A piece recently published in The Federalist, about the Mollie Tibbets murder case, demonstrates everything that is wrong with open-borders arguments on immigration. According to the author “The Murder of Mollie Tibbetts is Reason to Loosen Immigration Laws, Not Restrict Them,” because “if we went to fix our immigration system we should start by making it easier for people to come here and work – legally.” After all, “illegal migration is a victimless crime.”
There are two significant problems with this approach, however. It show’s a stunning naiveté about causation and the law. And, as a result, it is utterly nonsensical.
The only reason to view the murder of Mollie Tibbets as a valid basis for loosening our immigration laws would be if one could clearly demonstrate two things: 1) that restrictive immigration regulations somehow contributed to Ms. Tibbetts’ death; and 2) that we could loosen those immigration rules without the accrual of any other negative consequences. Of course, neither test could be satisfied with respect to the murder of Ms. Tibbetts.

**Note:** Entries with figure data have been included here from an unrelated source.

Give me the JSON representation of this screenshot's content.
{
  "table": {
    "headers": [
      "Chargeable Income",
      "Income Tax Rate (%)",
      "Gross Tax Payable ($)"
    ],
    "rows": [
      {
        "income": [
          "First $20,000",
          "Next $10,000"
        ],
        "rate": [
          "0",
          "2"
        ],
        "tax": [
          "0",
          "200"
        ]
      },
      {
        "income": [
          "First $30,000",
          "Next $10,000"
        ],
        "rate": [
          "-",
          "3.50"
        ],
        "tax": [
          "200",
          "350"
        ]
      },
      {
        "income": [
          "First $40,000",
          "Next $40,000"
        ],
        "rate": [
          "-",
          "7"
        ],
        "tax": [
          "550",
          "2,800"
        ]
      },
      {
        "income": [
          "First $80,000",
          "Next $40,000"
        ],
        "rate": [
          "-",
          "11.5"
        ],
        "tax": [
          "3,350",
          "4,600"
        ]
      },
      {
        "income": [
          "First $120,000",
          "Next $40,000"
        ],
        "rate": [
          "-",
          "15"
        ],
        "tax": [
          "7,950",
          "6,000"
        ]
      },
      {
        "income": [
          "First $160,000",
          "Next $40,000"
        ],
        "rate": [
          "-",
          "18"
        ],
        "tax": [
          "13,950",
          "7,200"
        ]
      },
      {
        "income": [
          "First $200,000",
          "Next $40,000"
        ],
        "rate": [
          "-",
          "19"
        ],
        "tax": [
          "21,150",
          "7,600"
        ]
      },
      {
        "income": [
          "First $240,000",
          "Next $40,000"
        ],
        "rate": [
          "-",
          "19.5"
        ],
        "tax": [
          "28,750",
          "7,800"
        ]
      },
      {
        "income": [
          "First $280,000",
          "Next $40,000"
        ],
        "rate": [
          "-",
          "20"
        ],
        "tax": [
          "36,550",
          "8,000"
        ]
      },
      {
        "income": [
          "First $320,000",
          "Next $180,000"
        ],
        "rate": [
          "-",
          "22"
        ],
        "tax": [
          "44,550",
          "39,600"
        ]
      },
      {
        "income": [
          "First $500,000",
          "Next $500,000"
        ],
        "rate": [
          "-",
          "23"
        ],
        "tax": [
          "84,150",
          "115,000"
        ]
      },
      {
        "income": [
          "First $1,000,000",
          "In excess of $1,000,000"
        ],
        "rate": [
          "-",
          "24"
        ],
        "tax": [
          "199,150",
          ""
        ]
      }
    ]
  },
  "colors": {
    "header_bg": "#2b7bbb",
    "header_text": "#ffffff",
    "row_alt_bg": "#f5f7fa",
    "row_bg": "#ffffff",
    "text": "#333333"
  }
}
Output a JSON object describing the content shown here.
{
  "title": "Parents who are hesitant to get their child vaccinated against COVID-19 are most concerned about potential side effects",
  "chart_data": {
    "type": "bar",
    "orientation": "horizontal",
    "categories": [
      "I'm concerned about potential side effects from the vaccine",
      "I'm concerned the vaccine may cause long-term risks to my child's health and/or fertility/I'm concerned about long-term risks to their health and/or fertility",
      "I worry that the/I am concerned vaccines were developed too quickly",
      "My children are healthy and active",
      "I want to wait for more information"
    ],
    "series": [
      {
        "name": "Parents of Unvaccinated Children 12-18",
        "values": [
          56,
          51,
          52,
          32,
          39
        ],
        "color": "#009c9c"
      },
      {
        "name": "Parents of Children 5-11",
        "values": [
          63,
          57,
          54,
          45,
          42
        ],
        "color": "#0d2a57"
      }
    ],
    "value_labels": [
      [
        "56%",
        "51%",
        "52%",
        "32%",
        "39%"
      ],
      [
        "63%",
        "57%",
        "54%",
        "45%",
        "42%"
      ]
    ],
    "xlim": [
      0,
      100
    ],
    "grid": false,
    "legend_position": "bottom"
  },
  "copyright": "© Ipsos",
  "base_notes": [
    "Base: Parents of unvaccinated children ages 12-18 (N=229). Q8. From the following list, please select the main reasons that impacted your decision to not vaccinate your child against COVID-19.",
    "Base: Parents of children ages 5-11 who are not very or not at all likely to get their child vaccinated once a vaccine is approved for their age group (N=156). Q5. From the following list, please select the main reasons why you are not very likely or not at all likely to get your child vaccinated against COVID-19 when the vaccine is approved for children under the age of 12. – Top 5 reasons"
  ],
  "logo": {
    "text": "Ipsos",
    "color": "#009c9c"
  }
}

Based on the available evidence, it appears that Christhian Bahena Rivera intentionally abducted and murdered Mollie Tibbetts after he encountered her while she was jogging in Brooklyn, Iowa. He’s been charged with willful, deliberate and premeditated homicide pursuant to the Iowa Code Annotated § 707.2. In that sense, restrictive U.S. immigration laws cannot be said to have contributed to the death of Ms. Tibbetts. Her death was not a direct result of Mr. Rivera’s efforts to cross the border unlawfully or remain here in violation of American law.
On the other hand, but for the fact that he violated our immigration laws, Mr. Rivera would not have been present in the United States to commit a crime against Ms. Tibbetts. His illegal entry into, and unlawful presence within, the United States were both predicate offenses which enabled him to commit murder in the United States. Accordingly, The Federalist’s argument that unlawful migration is a “victimless crime” fails miserably in this case.
First, it fails the simple logic test. Rivera’s breach of the border was a crime against American sovereignty. He then committed identity theft in order to obtain the documents necessary to apply for a job. And he followed-up by defrauding his employer, in order to accept work So, the trail of victims began with the American people, continued to whoever may have been victimized by Rivera’s identity theft, extended to his employer, and ultimately to Ms. Tibbetts.
But it also fails a second time when one notes that the term “crime” does not refer merely to a personal injury for which the law provides a remedy. Rather, it refers to a violation of those duties which an individual owes to the community and for the breach of which the law has provided that the offender shall make satisfaction to the public. And American law is explicit: foreign nationals are welcome here only when they observe the dictates of our immigration laws. When they violate those laws, the satisfaction owed to the community is for the United Stated government to enforce their departure to their home nations, where they possess the rights of citizenship.
Had the United States met that obligation with regard to Christhian Bahena Rivera, he would not have been here at all – and, therefore, would have been unable to kill Ms. Tibbetts. And only one enslaved to a particularly dangerous kind of willful blindness would argue that making it easier for the Riveras of the world to come here lawfully would offer any measure of protection to the likes of Mollie Tibbetts, or any of the others who suffered less egregious victimization at his hands.